There is a common, cyclical rumor that animated comedy series The Simpsons — which began its run in 1989 — has predicted numerous events to come. In September 2019, one such iteration claimed that climate crisis activist Greta Thunberg was among future possibilities divined by the animated series many years before.
A September 26 2019 post to Reddit’s r/memes, “Simpsons predicted it yet again,” depicts Greta Thunberg seemingly glaring at President Donald Trump. To the left of that image is a purported screenshot of Lisa Simpson glaring at Trump:
Underneath the side-by-side photos of Thunberg/Trump and Lisa Simpson/Trump is an image of Thunberg (angrily addressing the United Nations Climate Action Summit), then a photograph of Lisa in front of a curtain, and finally, a Simpsons newspaper reading “Springfield Cleans Up Act” and “Pushy Kid Nags Town.” An earlier iteration of the meme lacked the central image in which Lisa Simpson purportedly mirrors Greta Thunberg glaring at Trump:
Outside the context of the claim, the meme might not make much sense, as it relies on readers’ knowledge that the Simpsons have already “predicted” numerous circumstances. A similar rumor circulated after a fire damaged the Notre Dame cathedral, but it was misleadingly arranged to create an impression that the show’s powers of prognostication were stronger than they were. By 2013, the meme spawned a BuzzFeed listicle about 21 purported predictions made by the series.
A related meme is simply “Simpsons Did It,” an old internet aphorism which broadly holds that “an idea widely perceived as original or new that may have been already portrayed in an episode of the long-running American animated TV sitcom The Simpsons” (an idea that itself originated on South Park.)
One of the ways in which the meme survives is its reliance on an immeasurably large back-catalog of The Simpsons content, which is so detailed that all but a few die-hard fans are familiar with every single aspect of the show and related media. At least one element of the meme, the newspaper, originated in the 2007 animated film The Simpsons and a plotline involving Homer’s job at the power plant and the Environmental Protection Agency (EPA)’s involvement with a pollution scandal in Springfield.

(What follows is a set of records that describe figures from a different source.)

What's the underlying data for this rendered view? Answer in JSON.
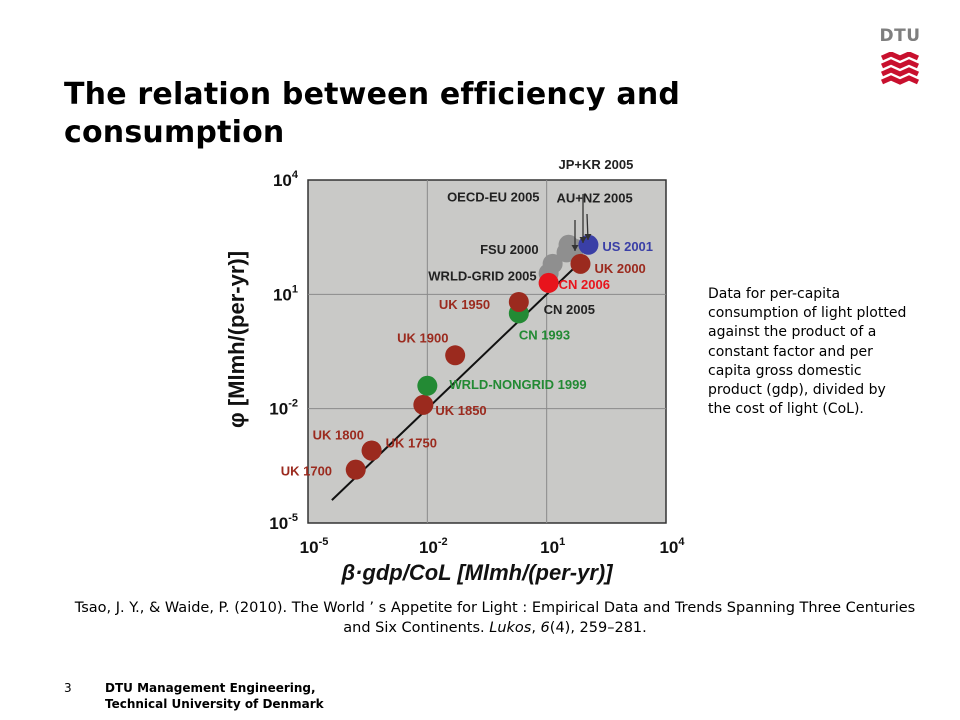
{
  "slide": {
    "title_line1": "The relation between efficiency and",
    "title_line2": "consumption",
    "logo_text": "DTU",
    "logo_color": "#c8102e",
    "side_text": "Data for per-capita consumption of light plotted  against the product of a constant factor and per capita gross domestic product (gdp), divided by the cost of light (CoL).",
    "citation_main": "Tsao, J. Y., & Waide, P. (2010). The World ’ s Appetite for Light : Empirical Data and Trends Spanning Three Centuries and Six Continents.",
    "citation_journal": "Lukos",
    "citation_volume": "6",
    "citation_rest": "(4), 259–281.",
    "page_number": "3",
    "footer_line1": "DTU Management Engineering,",
    "footer_line2": "Technical University of Denmark"
  },
  "chart_data": {
    "type": "scatter",
    "scale": "log",
    "xlabel": "β·gdp/CoL [Mlmh/(per-yr)]",
    "ylabel": "φ [Mlmh/(per-yr)]",
    "xlim": [
      -5,
      4
    ],
    "ylim": [
      -5,
      4
    ],
    "x_ticks": [
      {
        "base": "10",
        "exp": "-5"
      },
      {
        "base": "10",
        "exp": "-2"
      },
      {
        "base": "10",
        "exp": "1"
      },
      {
        "base": "10",
        "exp": "4"
      }
    ],
    "y_ticks": [
      {
        "base": "10",
        "exp": "-5"
      },
      {
        "base": "10",
        "exp": "-2"
      },
      {
        "base": "10",
        "exp": "1"
      },
      {
        "base": "10",
        "exp": "4"
      }
    ],
    "grid": true,
    "background": "#c9c9c7",
    "trend_line": {
      "x": [
        -4.4,
        2.0
      ],
      "y": [
        -4.4,
        2.0
      ]
    },
    "colors": {
      "brown": "#9b2a1e",
      "green": "#238a34",
      "blue": "#3a3fa6",
      "red": "#e8141c",
      "gray": "#8f8f8f"
    },
    "points": [
      {
        "label": "UK 1700",
        "x": -3.8,
        "y": -3.6,
        "color": "brown"
      },
      {
        "label": "UK 1750",
        "x": -3.4,
        "y": -3.1,
        "color": "brown"
      },
      {
        "label": "UK 1800",
        "x": -3.4,
        "y": -3.1,
        "color": "brown"
      },
      {
        "label": "UK 1850",
        "x": -2.1,
        "y": -1.9,
        "color": "brown"
      },
      {
        "label": "WRLD-NONGRID 1999",
        "x": -2.0,
        "y": -1.4,
        "color": "green"
      },
      {
        "label": "UK 1900",
        "x": -1.3,
        "y": -0.6,
        "color": "brown"
      },
      {
        "label": "CN 1993",
        "x": 0.3,
        "y": 0.5,
        "color": "green"
      },
      {
        "label": "UK 1950",
        "x": 0.3,
        "y": 0.8,
        "color": "brown"
      },
      {
        "label": "WRLD-GRID 2005",
        "x": 1.05,
        "y": 1.55,
        "color": "gray"
      },
      {
        "label": "FSU 2000",
        "x": 1.15,
        "y": 1.8,
        "color": "gray"
      },
      {
        "label": "OECD-EU 2005",
        "x": 1.5,
        "y": 2.1,
        "color": "gray"
      },
      {
        "label": "AU+NZ 2005",
        "x": 1.7,
        "y": 2.2,
        "color": "gray"
      },
      {
        "label": "JP+KR 2005",
        "x": 1.55,
        "y": 2.3,
        "color": "gray"
      },
      {
        "label": "CN 2005",
        "x": 1.05,
        "y": 1.3,
        "color": "gray"
      },
      {
        "label": "CN 2006",
        "x": 1.05,
        "y": 1.3,
        "color": "red"
      },
      {
        "label": "UK 2000",
        "x": 1.85,
        "y": 1.8,
        "color": "brown"
      },
      {
        "label": "US 2001",
        "x": 2.05,
        "y": 2.3,
        "color": "blue"
      }
    ]
  }
}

In the film, Lisa attempts to get signatures for a petition to clean up a Springfield lake, and eventually co-hosts a presentation with a boy. That presentation is called “An Irritating Truth,” a reference to Al Gore’s An Inconvenient Truth:
Meanwhile, while Lisa tries to get signatures for a petition to clean up Lake Springfield (unsuccessfully). She meets an Irish boy named Colin, who is also has a petition for the same cause … Lisa and Colin combine their efforts to give a presentation called “An Irritating Truth” at Town Hall. But because the average Springfielder could care less about the environment, and namely seemed to miss the overall point anyways, such as when she accidentally focused on her crush on Colin and when her moving platform briefly malfunctioned before she could get it to the height needed to demonstrate her point, she reveals that she put the lake water in their drinking glasses, causing everyone to spit out the water they just drank. When Lisa’s tactic is successful, Moe suggests to the town that they hate kids, but Mayor Quimby finally gets to Lisa’s point and forbids any more dumping, declaring a state of emergency.
Later portions of the film do involve a celebrity president — but not Donald Trump. Another element of the film relates to the EPA’s decision to wall Springfield off due to its pollution:
Russ Cargill, head of the EPA, tells President Schwarzenegger that Springfield is so polluted that the government must take drastic action. He provides Schwarzenegger with five options and he picks option 3 at random without looking, saying he was elected to “lead, not to read”. Option 3 means trapping the entire town of Springfield under a gigantic dome.
Trump has been featured numerous times on The Simpsons, making it possible the screenshot depicting Lisa glaring at Trump not implausible:
However, a reverse image search indicated that as far back as 2016, the image seen did not actually feature an angry Lisa:
A TVLine.com blog post featuring the screenshot indicated the program from which it originated aired in August 2016, and was not related to Lisa’s crusade in the 2007 Simpsons movie.
Like most “Simpsons predicted this” memes, the Greta Thunberg vs. Lisa Simpson version was padded with doctored screenshots to advance the claim that the show had “predicted” Thunberg’s advocacy via Lisa. Although a subplot in the 2007 feature film The Simpsons did include Lisa’s presentation of “An Irritating Truth” (and the newspaper did appear on screen), the most notable portion of the meme, the “glaring Lisa” screenshot, was fabricated. Trump did not appear as a character in the film, and elements of the film were paired with a doctored screengrab to falsely suggest otherwise.